Este é o meu quartinho de bagunça. Da embalagem vazia de Chokito ao último livro do Saramago que eu não terminei de ler, você encontrará aqui de tudo um pouco.

quarta-feira, dezembro 27, 2006

Eros is in the air.

De todos os mitos gregos, o que mais me encanta é o de Eros (o Amor e o Desejo) e Psiquê (a Alma). A idéia incrível desse encontro entre Amor e Alma encerra, pra mim, toda a essência da vida: o amor só é pleno quando ele penetra (com duplo sentido, por favor) a alma do ser amado. E é em torno desse encontro -- o do amor com a alma -- tão raro entre os homens e tão banalizado pelas mulheres, que não entenderam o que o poeta quis dizer (e contra ele se revoltaram), que a Terra gira.

Dizem, e dizem só por dizer, que é o dinheiro que faz o mundo girar. Mas não é, não. É o sexo. Tudo no mundo está a serviço do sexo: o poder, o dinheiro, carrões e os padrões estéticos inatingíveis. Tudo simboliza o falo ideal, o instrumento mítico da penetração do Amor na Alma. A chave-mestra da felicidade. É até possível viabilizar essa união mítica de outras formas, mas nós ainda somos primitivos demais pra pensar nisso. A Humanidade ainda não se libertou da clausura do próprio corpo material.
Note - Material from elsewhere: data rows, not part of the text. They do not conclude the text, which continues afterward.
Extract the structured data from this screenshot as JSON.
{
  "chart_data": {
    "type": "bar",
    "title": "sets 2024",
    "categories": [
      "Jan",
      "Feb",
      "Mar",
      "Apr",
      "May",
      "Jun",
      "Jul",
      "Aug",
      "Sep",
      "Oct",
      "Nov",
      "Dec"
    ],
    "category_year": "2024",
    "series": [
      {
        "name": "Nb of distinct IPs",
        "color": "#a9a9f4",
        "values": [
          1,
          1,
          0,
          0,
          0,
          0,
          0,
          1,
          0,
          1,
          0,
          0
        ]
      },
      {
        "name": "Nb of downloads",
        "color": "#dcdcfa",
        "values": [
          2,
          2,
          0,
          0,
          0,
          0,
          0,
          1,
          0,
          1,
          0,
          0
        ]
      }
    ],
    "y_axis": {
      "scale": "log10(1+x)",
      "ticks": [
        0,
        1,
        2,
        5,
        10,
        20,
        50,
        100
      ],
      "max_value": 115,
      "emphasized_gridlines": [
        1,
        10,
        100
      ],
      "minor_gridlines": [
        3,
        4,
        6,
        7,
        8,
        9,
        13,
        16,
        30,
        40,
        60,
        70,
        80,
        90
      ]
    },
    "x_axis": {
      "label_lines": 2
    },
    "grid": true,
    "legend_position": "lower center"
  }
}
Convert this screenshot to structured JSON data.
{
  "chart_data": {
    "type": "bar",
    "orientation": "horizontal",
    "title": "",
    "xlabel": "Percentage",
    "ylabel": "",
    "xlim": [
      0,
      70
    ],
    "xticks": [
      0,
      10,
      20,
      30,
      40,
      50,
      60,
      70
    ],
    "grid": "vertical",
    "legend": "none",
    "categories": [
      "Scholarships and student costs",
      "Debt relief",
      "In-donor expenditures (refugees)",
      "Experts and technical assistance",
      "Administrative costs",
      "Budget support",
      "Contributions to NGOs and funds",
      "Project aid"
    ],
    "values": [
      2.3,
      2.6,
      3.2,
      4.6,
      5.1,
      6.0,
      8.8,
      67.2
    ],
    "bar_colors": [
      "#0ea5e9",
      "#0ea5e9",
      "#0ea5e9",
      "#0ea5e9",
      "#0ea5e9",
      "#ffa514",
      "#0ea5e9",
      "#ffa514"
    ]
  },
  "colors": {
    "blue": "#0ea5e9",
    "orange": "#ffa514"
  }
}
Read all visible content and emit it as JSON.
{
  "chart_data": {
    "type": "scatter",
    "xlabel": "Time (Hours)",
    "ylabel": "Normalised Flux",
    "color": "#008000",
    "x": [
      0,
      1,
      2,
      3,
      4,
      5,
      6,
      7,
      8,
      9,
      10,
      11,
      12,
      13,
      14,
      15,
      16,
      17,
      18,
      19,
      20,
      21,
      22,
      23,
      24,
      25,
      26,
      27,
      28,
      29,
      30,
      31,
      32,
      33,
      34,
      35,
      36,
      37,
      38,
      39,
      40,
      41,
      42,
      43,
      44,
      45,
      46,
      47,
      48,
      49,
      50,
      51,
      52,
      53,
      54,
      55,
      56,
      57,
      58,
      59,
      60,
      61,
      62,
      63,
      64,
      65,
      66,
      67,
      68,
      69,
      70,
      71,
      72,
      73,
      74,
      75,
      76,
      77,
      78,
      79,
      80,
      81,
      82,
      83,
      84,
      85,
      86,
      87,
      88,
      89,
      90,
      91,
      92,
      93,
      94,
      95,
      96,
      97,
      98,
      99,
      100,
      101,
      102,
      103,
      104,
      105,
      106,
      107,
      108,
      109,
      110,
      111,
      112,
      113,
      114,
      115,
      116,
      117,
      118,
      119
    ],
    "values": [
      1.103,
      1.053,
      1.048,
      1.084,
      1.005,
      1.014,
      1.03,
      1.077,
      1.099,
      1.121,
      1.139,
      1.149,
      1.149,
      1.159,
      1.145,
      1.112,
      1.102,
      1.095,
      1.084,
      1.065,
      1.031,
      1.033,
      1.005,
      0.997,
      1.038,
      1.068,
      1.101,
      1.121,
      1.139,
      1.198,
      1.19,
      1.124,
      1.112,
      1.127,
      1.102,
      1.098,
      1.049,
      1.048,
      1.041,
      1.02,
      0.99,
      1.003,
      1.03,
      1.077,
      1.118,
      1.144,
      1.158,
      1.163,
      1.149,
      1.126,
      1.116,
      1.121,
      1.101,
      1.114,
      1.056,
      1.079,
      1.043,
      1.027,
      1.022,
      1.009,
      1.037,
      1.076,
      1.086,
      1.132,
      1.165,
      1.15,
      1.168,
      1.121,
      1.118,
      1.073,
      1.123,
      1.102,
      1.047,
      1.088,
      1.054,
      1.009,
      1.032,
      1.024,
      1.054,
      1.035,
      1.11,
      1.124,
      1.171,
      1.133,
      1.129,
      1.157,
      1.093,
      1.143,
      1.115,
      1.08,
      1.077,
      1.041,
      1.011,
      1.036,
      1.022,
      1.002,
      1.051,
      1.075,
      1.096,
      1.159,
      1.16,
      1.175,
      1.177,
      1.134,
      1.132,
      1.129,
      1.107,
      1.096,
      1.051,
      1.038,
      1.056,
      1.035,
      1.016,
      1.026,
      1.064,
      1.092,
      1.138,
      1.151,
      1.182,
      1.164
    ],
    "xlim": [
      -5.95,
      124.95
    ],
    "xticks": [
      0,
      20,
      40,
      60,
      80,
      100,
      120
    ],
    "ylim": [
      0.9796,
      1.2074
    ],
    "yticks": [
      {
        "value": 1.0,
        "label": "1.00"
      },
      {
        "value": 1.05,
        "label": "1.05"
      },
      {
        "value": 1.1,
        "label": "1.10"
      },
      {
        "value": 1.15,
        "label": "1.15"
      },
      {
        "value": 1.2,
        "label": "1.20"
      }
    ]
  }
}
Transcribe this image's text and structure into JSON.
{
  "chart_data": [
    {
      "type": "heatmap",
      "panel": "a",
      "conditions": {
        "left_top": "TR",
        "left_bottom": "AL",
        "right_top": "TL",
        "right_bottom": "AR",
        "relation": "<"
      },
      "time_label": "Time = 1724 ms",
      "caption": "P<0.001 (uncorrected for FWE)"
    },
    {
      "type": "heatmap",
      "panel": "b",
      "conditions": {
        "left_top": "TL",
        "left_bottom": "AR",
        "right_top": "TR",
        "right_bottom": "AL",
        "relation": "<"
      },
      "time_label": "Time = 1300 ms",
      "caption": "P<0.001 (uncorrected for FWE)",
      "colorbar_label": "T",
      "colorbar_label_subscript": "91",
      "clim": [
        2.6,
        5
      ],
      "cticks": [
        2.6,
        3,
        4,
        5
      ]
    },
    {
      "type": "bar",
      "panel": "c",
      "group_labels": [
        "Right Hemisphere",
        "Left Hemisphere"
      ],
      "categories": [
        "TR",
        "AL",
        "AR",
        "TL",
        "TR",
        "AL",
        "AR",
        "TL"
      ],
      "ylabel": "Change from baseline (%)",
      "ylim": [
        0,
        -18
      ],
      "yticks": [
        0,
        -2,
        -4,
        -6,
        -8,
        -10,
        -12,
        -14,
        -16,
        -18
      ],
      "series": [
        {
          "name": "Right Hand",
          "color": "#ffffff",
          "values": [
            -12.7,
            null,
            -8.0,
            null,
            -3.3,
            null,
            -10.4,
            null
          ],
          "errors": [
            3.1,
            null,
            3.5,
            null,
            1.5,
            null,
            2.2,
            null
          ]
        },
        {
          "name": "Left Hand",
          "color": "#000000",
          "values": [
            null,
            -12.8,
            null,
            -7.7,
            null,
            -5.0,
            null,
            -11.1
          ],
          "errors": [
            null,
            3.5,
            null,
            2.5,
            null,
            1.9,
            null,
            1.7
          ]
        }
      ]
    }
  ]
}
Quem foi que ensinou pra gente que sexo é feio e sujo? Quem foi que convencionou que só vale um mais um, e que nada é permitido fora do irritante limite das quatro paredes? Quem determinou que homens têm que sentir atração por mulheres e vice-versa? Quem disse que o homossexualismo é errado? Quem foi o idiota que classificou o homossexualismo como um transtorno mental no Código Internacional de Doenças (CID)? Pra que nos teriam criado com cinco, às vezes seis sentidos, se não fosse pra gente enxergar, cheirar, tocar, ouvir e, sendo tudo muito agradável até aí, querer sentir o gosto do outro? E se o outro for mulher? E se o outro for homem?

Uma vez eu perguntei a um casal de meninas, com quem tenho abertura pra todo tipo de conversa, como era o sexo entre elas. Curiosidade típica de heterossexual. Uma delas, chocada com minha pergunta tão direta (que deve ter sido algo como "E aí, como é a trepada de vocês?"), buscou o olhar da outra em socorro, segurou sua mão e disse: "Trepada? Nunca encarei nosso sexo como uma trepada, e sim como uma troca de carícias. Não é, bebê?". E então elas se beijaram como se estivessem se reencontrando depois de muito tempo. O mundo parou para ver a cumplicidade que existia naquele beijo, e meus olhos se encheram de água e ternura. Eu estava diante de um raro caso de encontro do amor com a alma.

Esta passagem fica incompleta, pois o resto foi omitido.